Hurricane Damaged Cars Flood the Market

Thousands of cars damaged in this year's record-breaking hurricane season will eventually be returned to the highways as unsafe lemons, insurance agents and industry experts predict.

Thousands of cars damaged in this year’s record-breaking hurricane season will eventually be returned to the highways as unsafe lemons, insurance agents and industry experts predict.

Hurricanes Katrina and Rita destroyed more than 500,000 cars, and many have been written off as wrecks since the waters subsided.

Larry Gamache, communications director for the title tracking firm Carmax, said he’s expecting about half of that number will be refurbished and rebuilt, and eventually put back on the market for sale as if they suffered no damage at all. About half of the 79,000 cars damaged by Hurricane Floyd in 1999 ended back on the road.

“We face a very industrious group of con artists,” he said. “No matter what the laws are, there are people who will see opportunities.”

Anticipating the problem, the National Insurance Crime Bureau sent industry teams to work with police and insurance agents at Hurricane Katrina and Rita flood sites this year, cataloguing the damaged vehicles in Texas, Louisiana, Mississippi and Alabama to try to keep them off the resale market.

The database the agents are building now contains more than 180,000 car identification numbers and is available for car buyers to search at The database also includes hull numbers of hurricane-damaged boats.

Crime bureau spokesman Frank Scafidi said the effort marks the first time the industry has created such a database to combat fraud. He said it is a work in progress and contains information on cars damaged as well as those totaled.

“There’s no way we’re going to capture all of those vehicles, so buyers should always use a bit of caution,” he said. “We do have reports these vehicles are appearing in other parts of the country.”

The National Automobile Dealers Association, which represents more than 90 percent of car dealers in the United States, says title fraud is so prevalent; it’s too easy for unscrupulous car repair operations to “wash” titles and put flooded vehicles destined only for salvage back on the road.

Some 22 states require that the titles of flooded cars that are totaled to be stamped with that information.
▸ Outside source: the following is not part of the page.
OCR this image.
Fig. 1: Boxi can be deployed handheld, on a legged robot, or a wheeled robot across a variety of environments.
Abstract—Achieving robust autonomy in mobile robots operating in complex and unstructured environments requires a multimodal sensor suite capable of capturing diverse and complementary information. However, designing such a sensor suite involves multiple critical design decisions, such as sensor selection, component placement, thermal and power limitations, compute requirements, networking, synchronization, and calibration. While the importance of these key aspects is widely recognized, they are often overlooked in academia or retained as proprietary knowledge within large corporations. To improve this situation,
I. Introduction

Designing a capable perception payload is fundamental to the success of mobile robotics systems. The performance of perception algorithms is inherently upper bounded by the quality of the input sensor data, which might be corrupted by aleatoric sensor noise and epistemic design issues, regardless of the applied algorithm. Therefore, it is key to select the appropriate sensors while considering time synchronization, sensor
It’s not illegal for backyard mechanics to fix salvaged cars and sell them as long as the buyer knows it’s a salvaged vehicle. But because salvaged cars sell from 40 percent-to-50 percent lower than cars that have clean titles, there’s a big incentive for chop shops to get a clean title for rebuilt cars.
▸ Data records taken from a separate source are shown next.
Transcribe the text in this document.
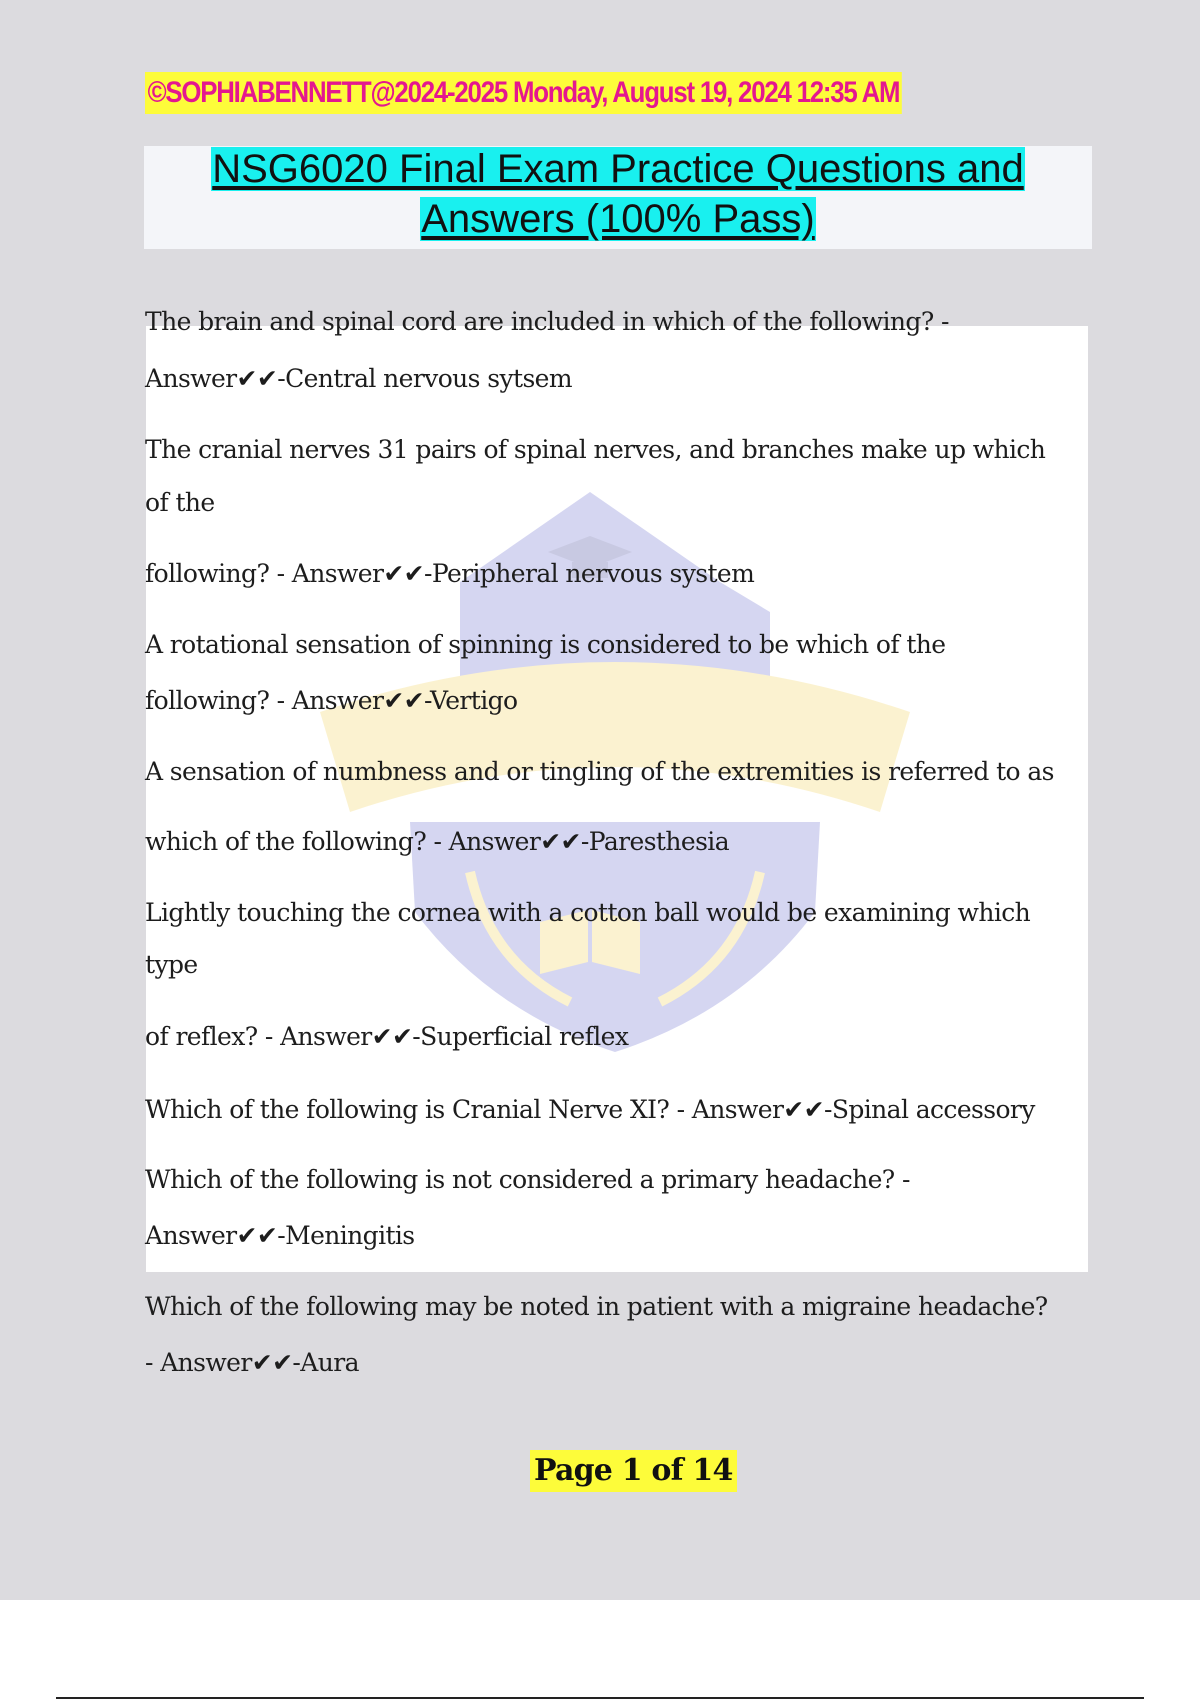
©SOPHIABENNETT@2024-2025 Monday, August 19, 2024 12:35 AM
NSG6020 Final Exam Practice Questions and
Answers (100% Pass)
The brain and spinal cord are included in which of the following? -
Answer✔✔-Central nervous sytsem
The cranial nerves 31 pairs of spinal nerves, and branches make up which
of the
following? - Answer✔✔-Peripheral nervous system
A rotational sensation of spinning is considered to be which of the
following? - Answer✔✔-Vertigo
A sensation of numbness and or tingling of the extremities is referred to as
which of the following? - Answer✔✔-Paresthesia
Lightly touching the cornea with a cotton ball would be examining which
type
of reflex? - Answer✔✔-Superficial reflex
Which of the following is Cranial Nerve XI? - Answer✔✔-Spinal accessory
Which of the following is not considered a primary headache? -
Answer✔✔-Meningitis
Which of the following may be noted in patient with a migraine headache?
- Answer✔✔-Aura
Page 1 of 14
How they do this is repair them and drive them to another state, where they can change the license and get a new “clean title” that doesn’t contain the adverse information. Some unscrupulous operators just obtain the vehicle information number of a similar car in another state, and forge a new VIN identification and title for the vehicle.

With such a large number of flood-damaged cars likely to be put on the market, car dealers are lobbying Congress for what they say are long-needed reforms in how states title cars. About 15 million cars are sold in the United States each year.

Jack Kain, president of the auto dealers association, suggests one way of stopping the illegal activity is to create a national database where consumers can search a vehicle’s title history. He also wants Congress to give incentives to states to make uniform national standards for vehicle titles, and come to common agreements on defining the meaning of words like flood-damaged.

Congress attempted to do this by establishing the national VIN system in 1984. The VIN system was intended to reduce car thefts and the illicit trade in stolen car parts, and in 1992 Congress urged the states to reform car title laws to make tracking stolen cars easier.

But most states refused to change their titling laws, and the VIN measure has had little effect on car thefts. The FBI reports there were 1.26 million cars stolen in the United States in 2003 _ nearly the same as the 1.27 million cars stolen in 1990.

“There’s a huge underground economy in fraudulent repair of salvaged vehicles,” said David Regan, the auto dealer’s chief operating officer for legislative affairs.

Regan said auto dealers would like to see the insurance industry’s hurricane data base expanded to include a publicly accessible history of every car in the United States recorded under its VIN number, which would provide car dealers, the insurance industry, banks which give out car loans, and consumers with information on the complete history of the car they want to buy.

“We need to put the VIN in the information market,” Regan said, contending consumers need to know if the cars they are buying are reliable and safe.